After every great party these days there is an influx of photos on Facebook. Until recently, every Facebook user who turned up to the event with a camera would upload their photos to Facebook into an album: maybe specifically for this event, maybe an album for the month or maybe just their basic iOS photo album. What it meant was that there was no one album for the event – all the photos were disjointed and kept all over the place. Until now.
Now, Facebook has decided we can make shared photo albums. They’re easy to set up, easy to use and more fun for both contributors and viewers alike. It’s a natural step for Facebook to take, and one we will probably grow to love and use regularly.
Why Are Shared Photo Albums Great?
Lets say you’re at Burning Man festival and you happen to have a group of 20 or so people you’re camping with. You could upload 20 different albums of photos between you, where your respective non-festival friends see only the albums of people they know, plus the occasional photo of a friend that was tagged elsewhere. Or, you could compile your photos into a huge album for your campground group at Burning Man. All of your friends can see all of the photos taken by everyone in that group, no matter who took them. Now, isn’t that better?
Setting Up Your Shared Photo Album
Up to 50 people can share a photo album and add up to 200 photos each, which makes it potentially huge, but not mind-bogglingly so. Head to photos and click on “Create Album”, click on “Make Shared Album”, then add some contributors. You can choose in the privacy settings whether you’d like the contributors to be able to add more contributors or not. You remain the owner of the album and have the ability to add or delete contributors or change all of the privacy settings at any time.
Privacy of the shared photo albums can be set to public, friends of contributors or contributors only. Photos may also be seen by friends of people tagged in an individual photo. This means if you choose to lock down the privacy of the album, the photos are somewhat shielded from the public, but still privy to a lot of eyeballs. Changes to the album will feature on the timelines of all contributors, meaning the album itself will get a lot of attention too, which thanks to EdgeRank will only serve to make it more popular.
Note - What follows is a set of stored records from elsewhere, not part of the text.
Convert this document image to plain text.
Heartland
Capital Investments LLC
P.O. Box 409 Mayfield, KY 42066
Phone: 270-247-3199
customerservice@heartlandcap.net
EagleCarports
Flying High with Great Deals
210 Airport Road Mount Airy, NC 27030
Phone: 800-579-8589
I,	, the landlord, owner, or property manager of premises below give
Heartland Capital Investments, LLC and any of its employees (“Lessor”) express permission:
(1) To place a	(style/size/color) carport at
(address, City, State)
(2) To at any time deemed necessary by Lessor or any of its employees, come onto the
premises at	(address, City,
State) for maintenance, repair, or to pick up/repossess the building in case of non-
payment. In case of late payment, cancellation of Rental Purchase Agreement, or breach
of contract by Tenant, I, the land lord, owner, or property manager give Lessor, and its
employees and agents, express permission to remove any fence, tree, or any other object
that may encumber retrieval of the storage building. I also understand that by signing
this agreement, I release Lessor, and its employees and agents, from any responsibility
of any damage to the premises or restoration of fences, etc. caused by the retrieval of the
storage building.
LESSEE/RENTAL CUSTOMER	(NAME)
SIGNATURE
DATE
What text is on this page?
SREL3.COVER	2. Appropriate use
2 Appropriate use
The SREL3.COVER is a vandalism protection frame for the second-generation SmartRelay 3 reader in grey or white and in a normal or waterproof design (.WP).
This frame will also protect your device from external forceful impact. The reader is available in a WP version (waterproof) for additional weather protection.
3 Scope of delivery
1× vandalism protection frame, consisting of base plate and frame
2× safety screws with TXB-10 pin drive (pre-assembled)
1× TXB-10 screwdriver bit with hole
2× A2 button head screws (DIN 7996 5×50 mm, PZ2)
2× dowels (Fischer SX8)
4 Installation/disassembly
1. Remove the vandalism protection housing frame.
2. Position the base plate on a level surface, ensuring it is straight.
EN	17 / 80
As the owner, you can delete or edit any photo in the album. Album contributors have control over only the photos they upload themselves. Once the album is set up, all contributors can add photos through whatever Facebook app or other photo uploading method they choose.
This shared album feature is rolling out as we speak, with English language users first and the rest of the world following. The feature is also not yet available to pages, but will not doubt me made possible soon enough, perhaps with some modifications for privacy.
Removing Contributors From Shared Albums
Removing a contributor is a simple matter of editing the album and clicking on the cross next to the contributor’s name. Photos will remain in the album by default, but you can delete them if you like. A contributor who has been removed from an album still has the ability to remove their own photos from the album.
If you want to remove yourself from a shared album, you can go to the album, click on the cog settings icon and click on “Leave Album”. Your photos will remain in the album by default, but you can delete them if you like.
If the privacy settings of the album mean that you, as an ex-contributor, can no longer see the album, you can delete the photos by looking at your activity log. You can also browse through your “Photos Of You” to find the ones you are tagged in.
Privacy Issues For Shared Photo Albums
There will no doubt be some confusion with the privacy levels available and how the nominated settings extend to more people due to tagging. For instance, if you set the privacy to “Contributors only”, the photos will be seen by contributors, people tagged in the individual photos and friends of the people tagged in these photos. The same goes for the “Contributors and Friends” setting, allowing people who were tagged and friends of those people to view certain photos also.
As you may guess, the potential for these albums to be seen by a lot of people makes them quite public, even if they are not strictly so. Any photo in the collection could still be seen by thousands of people who are friends with the contributors. This means anyone who would like to have an embarrassing photo of themselves erased from the internet may be fresh out of luck. Yes, they can un-tag themselves and ask both the contributor and the owner of the album to delete it, but by then it may be too late.
Another potential privacy issue is in the future privacy of the album. Just because an album is currently set to “Contributors Only” doesn’t mean that the owner of the album will leave it that way forever. Anyone who contributes photos to a shared album, or has their photo appear in one, should consider carefully if they would be happy for that picture to be public one day and get it removed quickly if the answer is no.
What do you think of shared photo albums? Will you be using them as soon as possible? Do you worry about the associated privacy issues?